Tuscan Vegetable Soup



Tuscan Vegetable Soup

This soup is inexpensive, simple, nutritious, and delicious.  Perfect on a winter evening with a good loaf of bread.  I initially hadn't intended adding the pasta, but ended up with way more broth in the soup than I tend to like (I like stew consistency better than a thin soup), so I threw the pasta in last minute the thought it was perfect with that addition.  If you don't wish to add the pasta (or you like your soups soupy, not stewy), either reduce the broth by 4 cups, add more beans, or add some diced potatoes in with the veggies when you saute them.

-2 Tbsp olive oil
-1 onion, diced
-3 carrots, diced
-3 stalks celery, diced
-1 large zucchini, diced
-4 cloves garlic, minced
-1 tsp thyme
-1 tsp rosemary
-1/2 tsp pepper
-1/4 tsp red pepper flakes
-1 tsp salt
-10 c chicken broth
-1 (29 oz) can diced tomatoes
-2 (15 oz) can cannelini beans, drained
-1 lb fresh spinach
-1 box (13.25 oz) desired whole wheat pasta shape (optional)

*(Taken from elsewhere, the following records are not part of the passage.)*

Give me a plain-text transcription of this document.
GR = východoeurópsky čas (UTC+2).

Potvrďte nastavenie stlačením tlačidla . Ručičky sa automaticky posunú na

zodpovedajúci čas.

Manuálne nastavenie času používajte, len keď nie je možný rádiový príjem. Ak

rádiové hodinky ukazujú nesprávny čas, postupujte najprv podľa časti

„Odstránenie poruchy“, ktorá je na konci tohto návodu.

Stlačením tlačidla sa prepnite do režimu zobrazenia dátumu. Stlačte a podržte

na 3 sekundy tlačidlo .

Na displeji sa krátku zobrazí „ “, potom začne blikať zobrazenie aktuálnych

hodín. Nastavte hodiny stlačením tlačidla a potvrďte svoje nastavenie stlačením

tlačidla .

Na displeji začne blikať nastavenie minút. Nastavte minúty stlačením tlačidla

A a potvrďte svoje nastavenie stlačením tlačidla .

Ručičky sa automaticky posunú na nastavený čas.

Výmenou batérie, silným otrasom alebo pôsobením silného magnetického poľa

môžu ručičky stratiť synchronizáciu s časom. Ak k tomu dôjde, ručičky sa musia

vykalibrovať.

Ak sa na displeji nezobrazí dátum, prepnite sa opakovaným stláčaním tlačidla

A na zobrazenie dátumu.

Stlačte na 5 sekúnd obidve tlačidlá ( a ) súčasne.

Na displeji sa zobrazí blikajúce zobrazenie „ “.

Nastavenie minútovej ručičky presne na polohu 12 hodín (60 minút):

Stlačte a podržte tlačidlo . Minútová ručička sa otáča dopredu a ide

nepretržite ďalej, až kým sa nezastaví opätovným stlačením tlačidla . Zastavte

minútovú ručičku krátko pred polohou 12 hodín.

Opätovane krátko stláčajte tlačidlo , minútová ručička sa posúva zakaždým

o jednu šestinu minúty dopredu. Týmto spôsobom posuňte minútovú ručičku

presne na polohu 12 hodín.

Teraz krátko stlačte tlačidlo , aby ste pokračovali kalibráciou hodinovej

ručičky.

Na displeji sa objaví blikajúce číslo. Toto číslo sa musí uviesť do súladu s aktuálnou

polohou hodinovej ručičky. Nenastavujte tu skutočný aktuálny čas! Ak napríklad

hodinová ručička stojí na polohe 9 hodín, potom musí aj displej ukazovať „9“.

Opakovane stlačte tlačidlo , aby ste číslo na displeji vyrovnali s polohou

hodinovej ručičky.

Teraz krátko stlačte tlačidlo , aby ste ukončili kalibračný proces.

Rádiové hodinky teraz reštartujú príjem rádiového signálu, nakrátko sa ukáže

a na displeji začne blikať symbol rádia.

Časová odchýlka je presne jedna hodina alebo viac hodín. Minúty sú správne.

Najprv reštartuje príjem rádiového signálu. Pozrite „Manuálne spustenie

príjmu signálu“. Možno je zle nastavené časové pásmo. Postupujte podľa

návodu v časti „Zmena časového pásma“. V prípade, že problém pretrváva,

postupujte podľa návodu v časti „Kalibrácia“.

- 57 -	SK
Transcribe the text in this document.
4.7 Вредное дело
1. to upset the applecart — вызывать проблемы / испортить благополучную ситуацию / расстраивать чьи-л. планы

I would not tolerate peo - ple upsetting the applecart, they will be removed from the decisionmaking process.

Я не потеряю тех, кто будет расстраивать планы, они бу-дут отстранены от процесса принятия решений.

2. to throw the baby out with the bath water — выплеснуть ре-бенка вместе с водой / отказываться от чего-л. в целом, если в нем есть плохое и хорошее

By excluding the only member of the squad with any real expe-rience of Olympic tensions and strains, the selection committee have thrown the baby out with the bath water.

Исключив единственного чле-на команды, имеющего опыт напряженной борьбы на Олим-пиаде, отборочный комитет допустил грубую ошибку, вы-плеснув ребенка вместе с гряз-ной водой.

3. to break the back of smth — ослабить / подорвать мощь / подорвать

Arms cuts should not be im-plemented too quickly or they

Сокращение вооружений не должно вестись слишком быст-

In large pot, heat olive oil over medium heat.  Add onion, carrots, and celery, saute until soft, about 10 minutes.  Add zucchini and garlic, saute until fragrant, an additional minute.  Add thyme, rosemary, pepper, red pepper flakes, salt, chicken broth, diced tomatoes, and cannelini beans.  Bring to a simmer.  Stir in spinach.  Add pasta, simmer 5 minutes, remove from heat and allow the pasta to finish cooking and soak up some of the broth until it's your desired consistency (I let it sit about 5 more minutes).  Serve.